Trader Joe's Has a Brother. He's Even Better. -Rebecca Schuman, Slate.com
Calm down, Rebecca, Aldi is not America's best grocery store.
In fact, thanks to Aldi's refusal disclose where any of their products come from without a court order, there's a 30% to 100% chance I've tried horse meat.
So how is it that the crunchy Slate.com found itself in love with Germany's answer to Walmart? Well there's your answer. The only thing more appealing to Prius driving yuppies married to their recycling bins is crap with a European label slapped on it. Look at IKEA. Nothing is less recyclable than entertainment centers made of mashed potato board, and nothing is more disposable than Swedish furniture. Still, there it sits, a parking lot full of hybrids.
Despite Aldi's "organic" reputation, bike friendly shops. and "natural" labels, Aldi is very much a conglomerate, and Trader Joe's is its American offspring.
Don't let the inked hipsters in Hawaiian shirts fool you into think either grocery store is anything less than a capitalistic machine.

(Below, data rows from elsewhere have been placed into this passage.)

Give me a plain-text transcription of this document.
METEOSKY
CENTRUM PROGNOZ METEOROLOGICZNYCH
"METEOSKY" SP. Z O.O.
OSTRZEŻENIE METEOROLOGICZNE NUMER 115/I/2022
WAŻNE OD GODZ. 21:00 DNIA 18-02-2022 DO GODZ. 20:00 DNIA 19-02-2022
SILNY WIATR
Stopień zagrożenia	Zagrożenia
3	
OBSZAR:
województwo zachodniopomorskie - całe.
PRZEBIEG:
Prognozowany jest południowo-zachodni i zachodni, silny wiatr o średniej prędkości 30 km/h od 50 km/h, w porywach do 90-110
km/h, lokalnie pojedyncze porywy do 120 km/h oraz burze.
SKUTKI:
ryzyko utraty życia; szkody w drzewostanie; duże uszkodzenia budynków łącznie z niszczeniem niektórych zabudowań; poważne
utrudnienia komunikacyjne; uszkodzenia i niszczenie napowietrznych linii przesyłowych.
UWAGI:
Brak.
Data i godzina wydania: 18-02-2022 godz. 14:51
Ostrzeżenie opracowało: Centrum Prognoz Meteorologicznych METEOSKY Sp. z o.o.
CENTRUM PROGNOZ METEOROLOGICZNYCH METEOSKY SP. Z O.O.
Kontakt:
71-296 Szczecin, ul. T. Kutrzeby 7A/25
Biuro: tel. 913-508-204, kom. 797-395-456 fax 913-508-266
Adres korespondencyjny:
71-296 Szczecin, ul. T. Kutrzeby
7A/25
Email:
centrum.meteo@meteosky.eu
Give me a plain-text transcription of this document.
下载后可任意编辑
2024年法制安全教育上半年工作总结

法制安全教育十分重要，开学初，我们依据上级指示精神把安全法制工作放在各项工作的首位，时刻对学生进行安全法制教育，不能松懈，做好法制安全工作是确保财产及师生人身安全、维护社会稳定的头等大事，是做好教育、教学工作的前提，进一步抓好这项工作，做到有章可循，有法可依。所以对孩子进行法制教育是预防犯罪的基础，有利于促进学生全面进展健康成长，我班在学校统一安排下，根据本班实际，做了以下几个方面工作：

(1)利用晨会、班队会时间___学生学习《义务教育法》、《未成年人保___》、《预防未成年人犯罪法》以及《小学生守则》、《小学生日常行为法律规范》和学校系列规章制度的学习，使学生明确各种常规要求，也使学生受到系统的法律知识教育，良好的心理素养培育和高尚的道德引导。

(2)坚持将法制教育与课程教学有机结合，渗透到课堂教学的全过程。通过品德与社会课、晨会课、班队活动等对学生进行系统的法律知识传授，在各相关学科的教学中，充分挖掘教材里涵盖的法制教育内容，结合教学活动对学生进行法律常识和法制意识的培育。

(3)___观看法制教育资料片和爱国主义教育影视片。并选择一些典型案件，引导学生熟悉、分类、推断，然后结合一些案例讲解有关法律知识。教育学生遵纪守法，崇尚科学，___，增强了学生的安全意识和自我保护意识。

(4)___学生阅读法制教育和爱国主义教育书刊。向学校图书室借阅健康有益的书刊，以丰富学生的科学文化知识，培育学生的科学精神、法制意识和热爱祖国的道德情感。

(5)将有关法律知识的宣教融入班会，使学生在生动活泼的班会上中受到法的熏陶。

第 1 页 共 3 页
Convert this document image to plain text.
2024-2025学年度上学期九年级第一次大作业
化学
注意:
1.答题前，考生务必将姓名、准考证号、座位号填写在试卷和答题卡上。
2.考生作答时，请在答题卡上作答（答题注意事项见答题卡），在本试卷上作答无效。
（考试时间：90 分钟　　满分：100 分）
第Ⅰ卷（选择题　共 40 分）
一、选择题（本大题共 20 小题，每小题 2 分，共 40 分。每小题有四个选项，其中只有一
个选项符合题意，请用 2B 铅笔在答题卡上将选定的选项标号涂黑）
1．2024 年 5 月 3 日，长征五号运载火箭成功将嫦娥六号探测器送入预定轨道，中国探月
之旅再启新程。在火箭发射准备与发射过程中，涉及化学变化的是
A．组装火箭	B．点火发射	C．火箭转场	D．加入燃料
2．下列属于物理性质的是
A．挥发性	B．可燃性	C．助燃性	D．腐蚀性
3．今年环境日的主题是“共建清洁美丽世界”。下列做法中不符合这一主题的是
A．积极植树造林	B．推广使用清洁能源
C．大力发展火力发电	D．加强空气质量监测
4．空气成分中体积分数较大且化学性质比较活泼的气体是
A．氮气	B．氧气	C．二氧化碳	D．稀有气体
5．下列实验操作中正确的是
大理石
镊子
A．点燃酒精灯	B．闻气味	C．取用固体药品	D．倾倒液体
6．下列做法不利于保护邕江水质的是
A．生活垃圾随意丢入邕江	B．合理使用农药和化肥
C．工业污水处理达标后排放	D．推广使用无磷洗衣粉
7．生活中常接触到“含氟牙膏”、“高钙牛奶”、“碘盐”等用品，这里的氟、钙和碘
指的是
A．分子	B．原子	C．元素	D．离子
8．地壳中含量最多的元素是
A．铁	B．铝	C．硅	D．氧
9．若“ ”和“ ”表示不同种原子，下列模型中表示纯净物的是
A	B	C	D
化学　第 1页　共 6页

They found a way to capitalize on image and hope that you never ask where your food comes from.
Have you ever looked at their cellophane sealed produce and thought, "this is too good to be true"? Well, first you should be asking why a company that wraps its produce in cellophane deserves its green reputation.
Trader Joe's parent company, Aldi, is owned by Theo Albrecht, Germany's answer to Sam Walton. He won't tell his consumers where he gets his food, how it's organic (a demarcation only determined by determining it yourself), and how he operates.
There's a reason Trader Joe's is cheap, and what has been exposed about the company's secretive practices exposes the type of grocer you'd expect to buy bottom basement horsemeat from.
In February of 2013 it was exposed that up to 100% of the ground beef in all of Aldi's 8000 stores world wide, including those in the United States, was horse. Yes, horse. I'll say it again. Horse.
However, it may be even worse. Aldi was forced to disclose where it received it's horse meat because it was, well, horse meat. Where the rest of Aldi's and Trader Joe's food comes from is anyone's guess, particularly in the United States. Since regulations surrounding GMO ingredients and organic labeling are grey areas at best, Albrecht's grocery stores take advantage of these loop holes and arbitrary labels.
The truth is, Aldi and Trader Joe's probably won't kill you. Neither will horse meat. In suburban food islands where the only alternatives are big box grocers who don't even pretend to care, a blind eye is understandable.
But for urbanites, particularly in Philadelphia, Reading Terminal Market and the Italian Market source a bevy of affordable meat and produce that comes with its own local resume. As for Schuman's recent rave about Aldi's amazingly cheap prices, sorry, the dream ends with your receipt.